また、増値税法施行前に実施され、且つ、実施期限終了日が 2026年1月1日以降となるその他の輸入段階増値税優遇政策及び関連配套文書については、規定に基づき引き続き執行が認められます。
以下、略
3.越境Eコマース輸出返送物品に関する税優遇政策に関する公告(財政部・税関総署・税務総局公告 2026年第16号)

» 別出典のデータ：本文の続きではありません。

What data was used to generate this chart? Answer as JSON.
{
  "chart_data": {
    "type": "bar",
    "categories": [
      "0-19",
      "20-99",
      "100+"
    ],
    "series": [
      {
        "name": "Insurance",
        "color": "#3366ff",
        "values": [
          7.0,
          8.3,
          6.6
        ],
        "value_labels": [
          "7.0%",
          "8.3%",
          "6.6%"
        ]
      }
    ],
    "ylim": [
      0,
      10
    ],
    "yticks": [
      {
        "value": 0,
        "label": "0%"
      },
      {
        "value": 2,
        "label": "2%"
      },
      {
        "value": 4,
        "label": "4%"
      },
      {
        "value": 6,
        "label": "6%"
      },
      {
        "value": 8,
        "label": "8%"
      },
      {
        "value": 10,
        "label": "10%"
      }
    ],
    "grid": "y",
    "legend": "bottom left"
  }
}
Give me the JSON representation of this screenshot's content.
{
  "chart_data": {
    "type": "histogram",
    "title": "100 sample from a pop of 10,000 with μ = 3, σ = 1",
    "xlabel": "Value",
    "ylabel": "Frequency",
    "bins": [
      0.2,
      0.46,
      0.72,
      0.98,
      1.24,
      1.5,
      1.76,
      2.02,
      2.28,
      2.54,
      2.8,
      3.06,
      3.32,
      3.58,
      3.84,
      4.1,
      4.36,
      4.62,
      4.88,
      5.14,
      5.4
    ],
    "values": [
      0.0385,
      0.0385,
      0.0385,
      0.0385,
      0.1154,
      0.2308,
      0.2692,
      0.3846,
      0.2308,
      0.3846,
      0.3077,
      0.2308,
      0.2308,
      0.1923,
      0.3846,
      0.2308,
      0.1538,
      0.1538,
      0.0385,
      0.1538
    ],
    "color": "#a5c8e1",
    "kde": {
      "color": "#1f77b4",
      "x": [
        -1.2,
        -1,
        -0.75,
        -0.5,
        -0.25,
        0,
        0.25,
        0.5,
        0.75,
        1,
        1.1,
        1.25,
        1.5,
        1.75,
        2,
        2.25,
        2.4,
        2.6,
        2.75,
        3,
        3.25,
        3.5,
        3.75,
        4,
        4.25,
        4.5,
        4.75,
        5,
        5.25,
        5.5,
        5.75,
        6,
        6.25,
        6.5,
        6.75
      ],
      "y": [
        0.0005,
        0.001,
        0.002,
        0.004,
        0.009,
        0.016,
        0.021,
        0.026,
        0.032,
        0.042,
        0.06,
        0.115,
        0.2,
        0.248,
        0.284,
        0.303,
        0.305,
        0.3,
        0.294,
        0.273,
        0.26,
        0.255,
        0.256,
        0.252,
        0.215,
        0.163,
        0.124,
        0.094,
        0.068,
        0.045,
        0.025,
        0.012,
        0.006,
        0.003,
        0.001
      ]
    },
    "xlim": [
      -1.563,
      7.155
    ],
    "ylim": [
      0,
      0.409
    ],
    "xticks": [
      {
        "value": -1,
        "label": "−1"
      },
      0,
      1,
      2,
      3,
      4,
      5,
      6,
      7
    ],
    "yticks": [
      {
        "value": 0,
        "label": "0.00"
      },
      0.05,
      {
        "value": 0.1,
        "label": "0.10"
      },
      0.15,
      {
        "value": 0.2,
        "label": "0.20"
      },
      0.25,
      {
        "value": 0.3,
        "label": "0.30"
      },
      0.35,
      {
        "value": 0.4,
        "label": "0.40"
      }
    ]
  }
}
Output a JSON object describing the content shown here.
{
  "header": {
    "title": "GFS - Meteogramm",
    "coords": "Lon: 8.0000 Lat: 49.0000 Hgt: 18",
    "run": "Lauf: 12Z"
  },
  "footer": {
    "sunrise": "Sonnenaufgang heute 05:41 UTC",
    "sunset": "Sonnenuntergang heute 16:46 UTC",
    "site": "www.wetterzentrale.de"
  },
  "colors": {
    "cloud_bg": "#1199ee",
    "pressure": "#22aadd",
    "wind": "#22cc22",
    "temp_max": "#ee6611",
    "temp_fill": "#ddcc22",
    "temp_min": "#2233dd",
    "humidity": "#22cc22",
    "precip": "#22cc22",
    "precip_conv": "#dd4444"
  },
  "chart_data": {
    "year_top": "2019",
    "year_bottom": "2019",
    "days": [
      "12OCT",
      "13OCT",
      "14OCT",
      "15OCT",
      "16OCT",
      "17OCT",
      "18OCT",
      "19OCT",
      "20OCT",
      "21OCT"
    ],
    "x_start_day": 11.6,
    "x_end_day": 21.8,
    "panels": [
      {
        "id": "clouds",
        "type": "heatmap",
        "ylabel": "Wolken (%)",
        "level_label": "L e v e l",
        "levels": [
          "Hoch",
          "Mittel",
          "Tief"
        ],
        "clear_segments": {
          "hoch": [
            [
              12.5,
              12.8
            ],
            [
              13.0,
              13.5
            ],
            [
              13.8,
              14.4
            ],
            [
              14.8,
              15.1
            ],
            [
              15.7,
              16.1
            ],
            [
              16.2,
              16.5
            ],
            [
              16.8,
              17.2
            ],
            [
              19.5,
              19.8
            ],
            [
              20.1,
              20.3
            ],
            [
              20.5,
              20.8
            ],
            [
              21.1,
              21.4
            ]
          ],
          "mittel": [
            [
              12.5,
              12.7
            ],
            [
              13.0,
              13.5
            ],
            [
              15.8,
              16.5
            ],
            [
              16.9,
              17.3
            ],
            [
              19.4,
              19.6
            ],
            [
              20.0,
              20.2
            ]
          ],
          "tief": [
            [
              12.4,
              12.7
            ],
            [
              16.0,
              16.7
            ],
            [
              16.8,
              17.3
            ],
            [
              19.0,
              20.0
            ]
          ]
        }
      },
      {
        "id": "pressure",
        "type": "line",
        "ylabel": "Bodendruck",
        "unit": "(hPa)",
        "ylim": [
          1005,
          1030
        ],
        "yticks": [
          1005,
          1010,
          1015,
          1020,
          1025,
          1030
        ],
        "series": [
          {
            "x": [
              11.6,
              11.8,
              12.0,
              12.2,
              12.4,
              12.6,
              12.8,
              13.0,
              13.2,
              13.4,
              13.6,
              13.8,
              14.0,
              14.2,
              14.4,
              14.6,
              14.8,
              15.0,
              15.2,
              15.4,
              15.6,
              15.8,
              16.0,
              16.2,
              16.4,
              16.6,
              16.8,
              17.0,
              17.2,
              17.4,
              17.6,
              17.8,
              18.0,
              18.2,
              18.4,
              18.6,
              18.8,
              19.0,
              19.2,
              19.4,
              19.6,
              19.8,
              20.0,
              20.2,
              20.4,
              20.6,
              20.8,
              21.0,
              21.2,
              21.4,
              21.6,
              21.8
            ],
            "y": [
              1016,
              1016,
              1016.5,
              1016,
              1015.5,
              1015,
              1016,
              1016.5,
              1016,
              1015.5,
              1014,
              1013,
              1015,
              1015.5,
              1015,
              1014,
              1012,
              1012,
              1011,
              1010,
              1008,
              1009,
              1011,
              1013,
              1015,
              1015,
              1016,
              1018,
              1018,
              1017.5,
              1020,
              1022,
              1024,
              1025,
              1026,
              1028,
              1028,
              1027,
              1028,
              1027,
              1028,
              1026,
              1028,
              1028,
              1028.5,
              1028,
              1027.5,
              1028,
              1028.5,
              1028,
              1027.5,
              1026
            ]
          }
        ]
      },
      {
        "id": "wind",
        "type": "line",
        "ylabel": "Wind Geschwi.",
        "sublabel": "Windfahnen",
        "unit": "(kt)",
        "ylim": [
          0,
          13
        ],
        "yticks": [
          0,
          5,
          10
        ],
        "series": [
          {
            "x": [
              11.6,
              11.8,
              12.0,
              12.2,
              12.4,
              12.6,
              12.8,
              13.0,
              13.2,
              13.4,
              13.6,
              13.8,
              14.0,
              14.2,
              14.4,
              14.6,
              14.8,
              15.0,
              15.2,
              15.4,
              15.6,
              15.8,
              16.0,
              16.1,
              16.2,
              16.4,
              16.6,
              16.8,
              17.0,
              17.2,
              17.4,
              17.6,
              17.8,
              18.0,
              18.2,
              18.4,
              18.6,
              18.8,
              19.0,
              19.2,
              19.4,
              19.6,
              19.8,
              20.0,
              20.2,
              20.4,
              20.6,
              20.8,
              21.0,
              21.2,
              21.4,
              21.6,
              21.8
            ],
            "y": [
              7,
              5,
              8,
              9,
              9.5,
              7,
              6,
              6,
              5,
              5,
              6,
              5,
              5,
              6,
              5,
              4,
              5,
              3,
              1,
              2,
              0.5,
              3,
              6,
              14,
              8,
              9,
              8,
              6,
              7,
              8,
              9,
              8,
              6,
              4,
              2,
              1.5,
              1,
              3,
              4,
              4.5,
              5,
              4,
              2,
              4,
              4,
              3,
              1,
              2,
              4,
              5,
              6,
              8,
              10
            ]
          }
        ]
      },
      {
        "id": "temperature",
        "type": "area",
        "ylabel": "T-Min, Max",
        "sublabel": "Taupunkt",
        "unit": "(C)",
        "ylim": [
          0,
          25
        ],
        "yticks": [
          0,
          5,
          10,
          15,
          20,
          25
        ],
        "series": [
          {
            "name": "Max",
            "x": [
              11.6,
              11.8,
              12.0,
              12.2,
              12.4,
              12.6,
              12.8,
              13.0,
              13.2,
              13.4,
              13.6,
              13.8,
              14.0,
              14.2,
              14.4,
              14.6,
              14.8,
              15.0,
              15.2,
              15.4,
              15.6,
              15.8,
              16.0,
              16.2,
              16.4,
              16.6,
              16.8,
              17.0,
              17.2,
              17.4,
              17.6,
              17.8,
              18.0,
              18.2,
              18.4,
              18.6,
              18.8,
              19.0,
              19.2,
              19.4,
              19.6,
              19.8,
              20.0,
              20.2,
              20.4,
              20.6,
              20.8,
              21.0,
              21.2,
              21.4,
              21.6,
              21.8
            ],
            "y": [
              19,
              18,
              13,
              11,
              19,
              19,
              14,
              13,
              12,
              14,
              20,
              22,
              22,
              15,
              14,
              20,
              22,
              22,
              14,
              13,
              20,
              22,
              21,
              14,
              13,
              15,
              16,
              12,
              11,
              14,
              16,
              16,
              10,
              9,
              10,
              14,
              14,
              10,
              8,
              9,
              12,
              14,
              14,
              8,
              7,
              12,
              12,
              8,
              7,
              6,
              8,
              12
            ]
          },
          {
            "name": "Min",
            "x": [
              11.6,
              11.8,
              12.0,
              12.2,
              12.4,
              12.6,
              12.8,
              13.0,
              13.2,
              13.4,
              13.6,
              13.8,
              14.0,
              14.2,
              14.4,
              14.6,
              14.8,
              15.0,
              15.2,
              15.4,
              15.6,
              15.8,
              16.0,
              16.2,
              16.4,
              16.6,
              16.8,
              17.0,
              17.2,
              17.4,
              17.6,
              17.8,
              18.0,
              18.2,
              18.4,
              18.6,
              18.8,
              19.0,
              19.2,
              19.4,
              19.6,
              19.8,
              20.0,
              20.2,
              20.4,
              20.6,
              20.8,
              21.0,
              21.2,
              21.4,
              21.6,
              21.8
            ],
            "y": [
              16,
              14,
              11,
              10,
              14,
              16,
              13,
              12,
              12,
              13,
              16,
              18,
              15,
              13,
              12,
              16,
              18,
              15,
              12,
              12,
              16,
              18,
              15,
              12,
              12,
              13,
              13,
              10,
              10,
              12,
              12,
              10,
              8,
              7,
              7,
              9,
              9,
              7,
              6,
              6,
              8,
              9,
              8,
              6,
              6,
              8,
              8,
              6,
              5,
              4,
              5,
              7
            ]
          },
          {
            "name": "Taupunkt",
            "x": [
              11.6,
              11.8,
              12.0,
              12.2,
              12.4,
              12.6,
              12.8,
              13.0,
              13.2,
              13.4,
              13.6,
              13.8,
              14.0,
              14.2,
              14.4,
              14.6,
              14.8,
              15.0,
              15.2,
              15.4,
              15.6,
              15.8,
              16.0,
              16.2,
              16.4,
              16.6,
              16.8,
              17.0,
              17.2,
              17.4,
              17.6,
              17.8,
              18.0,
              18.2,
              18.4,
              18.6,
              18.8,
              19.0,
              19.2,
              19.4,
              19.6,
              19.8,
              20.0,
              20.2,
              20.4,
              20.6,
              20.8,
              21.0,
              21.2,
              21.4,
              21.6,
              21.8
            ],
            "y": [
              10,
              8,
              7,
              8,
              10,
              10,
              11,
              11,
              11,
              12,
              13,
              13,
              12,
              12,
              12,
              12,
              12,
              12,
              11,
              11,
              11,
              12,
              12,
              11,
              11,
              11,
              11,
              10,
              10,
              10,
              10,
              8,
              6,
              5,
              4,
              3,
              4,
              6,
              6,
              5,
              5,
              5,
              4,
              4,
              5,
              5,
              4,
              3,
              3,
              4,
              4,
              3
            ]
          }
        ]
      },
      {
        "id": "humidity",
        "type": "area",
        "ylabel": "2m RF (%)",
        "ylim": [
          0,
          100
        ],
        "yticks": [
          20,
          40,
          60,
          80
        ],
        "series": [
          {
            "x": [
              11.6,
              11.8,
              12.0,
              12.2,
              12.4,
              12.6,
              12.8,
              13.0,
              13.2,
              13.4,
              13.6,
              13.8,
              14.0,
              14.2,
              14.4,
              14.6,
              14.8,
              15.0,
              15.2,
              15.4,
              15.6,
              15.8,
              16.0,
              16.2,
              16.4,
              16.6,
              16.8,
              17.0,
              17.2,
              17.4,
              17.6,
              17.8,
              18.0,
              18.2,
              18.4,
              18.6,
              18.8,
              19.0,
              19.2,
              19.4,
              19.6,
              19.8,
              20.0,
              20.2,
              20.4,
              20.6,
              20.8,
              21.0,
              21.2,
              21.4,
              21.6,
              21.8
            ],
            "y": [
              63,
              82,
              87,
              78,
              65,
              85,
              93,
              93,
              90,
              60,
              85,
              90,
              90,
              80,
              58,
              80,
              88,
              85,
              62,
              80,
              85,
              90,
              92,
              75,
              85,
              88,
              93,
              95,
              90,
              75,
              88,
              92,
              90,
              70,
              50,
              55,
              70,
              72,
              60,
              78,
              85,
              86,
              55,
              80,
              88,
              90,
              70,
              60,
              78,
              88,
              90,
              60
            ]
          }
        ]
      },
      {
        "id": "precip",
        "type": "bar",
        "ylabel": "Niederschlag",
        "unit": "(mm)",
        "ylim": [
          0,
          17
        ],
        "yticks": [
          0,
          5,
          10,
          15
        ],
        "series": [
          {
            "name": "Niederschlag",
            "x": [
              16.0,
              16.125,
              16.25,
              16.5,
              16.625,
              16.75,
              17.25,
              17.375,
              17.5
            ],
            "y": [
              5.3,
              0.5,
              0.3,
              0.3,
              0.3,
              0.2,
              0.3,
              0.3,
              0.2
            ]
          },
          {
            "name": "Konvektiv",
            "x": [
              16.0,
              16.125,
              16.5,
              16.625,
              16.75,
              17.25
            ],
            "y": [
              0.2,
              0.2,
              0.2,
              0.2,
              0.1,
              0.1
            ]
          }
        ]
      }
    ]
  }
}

2026年1月1日~2027年12月31日の期間において、越境Eコマース税関監督番号1210、9610、9710、9810で輸出申告され、販売不振・返品を理由として、輸出日から6か月以内に原状のままで返送入国した商品(食品を除く)について、輸入段階の関税・増値税・消費税を免除する規定です。
以下、略
4. 海南自由貿易港域内住民消費向け輸入物品に係る「ゼロ関税」政策に関する通知(財関税〔2026〕6号)
海南自由貿易港域内住民に対して、指定営業施設(免税店)において年間累計1万元の範囲で、免税部品を購入することを認める通知です。
以下、略
5.国内で預託証券を発行する革新的企業の国内預託証券発行に対する税収試行措置に関する公告(財政部・税務総局・中国証監会公告2026年第8号)
預託証券とは、銀行に株式を預託することにより発行される代替証券です。中国預託証券(China Depositary Receipt)は、中国国内の預託機関が発行し、境外上場企業の株式を裏付けとして発行される商権です。
この公告では、イノベーション企業(創新企業)の預託証券の売買に、以下の優遇を与えています。
1)個人所得税
(1)2026年1月1日~2027年12月31日の期間、個人投資家が創新企業CDRを譲渡して得た譲渡差益について、個人所得税を免除する。
(2)2026年1月1日~2027年12月31日の期間、個人投資家が創新企業CDRを保有して得た配当所得に関連して、海外で既に納付した租税に関して、個人所得税法・二国間租税協定に基づき、税額控除の適用を認める。
以下、略
6.国債及び地方政府債に対する海外機関の投資に関する増値税政策の公告(財政部・税務総局公告2026年第6号)
2025年8月8日~2027年12月31日の期間、中国が海外において発行する国債及び地方政府債に対して、海外機関が投資して取得する債券利子収入については、増値税が免除されます。
7.国内債券市場への海外機関投資に係る企業所得税及び増値税政策に関する公告(財政部・税務総局2026年第5号)
2026年1月1日~2027年12月31日の期間、海外機関が国内債券市場に投資して、取得する債券利子収入に対しては、企業所得税と増値税の徴税が免除されます。
但し、上記の企業所得税一時免除の対象範囲には、海外機関が国内に開設した機構・事業所が取得する、当該機構・事業所と実質的な関連を有する債券利子は含まれません。
8.居住者の住宅買い替え支援に係る個人所得税政策に関する公告(財政部・税務総局・住宅都市建設部 2026年第3号)
2026年1月1日~2027年12月31日の期間、保有する住宅を売却し、その1年以内に住宅を購入する納税者に対して、住宅売却時に納付した個人所得税の還付優遇適用を認めるものです。
以下、略
9.太陽光発電等製品の輸出還付政策の公告(財政部・税務総局公告2026年第2号)
1)2026年4月1日より、太陽光発電関連製品等の輸出還付が廃止されます。
2)2026年4月1日~2026年12月31日の期間、電池製品の輸出還付率が9%から 6% に引き下げられ、2027年1月1日以降、電池製品の輸出還付が廃止されます。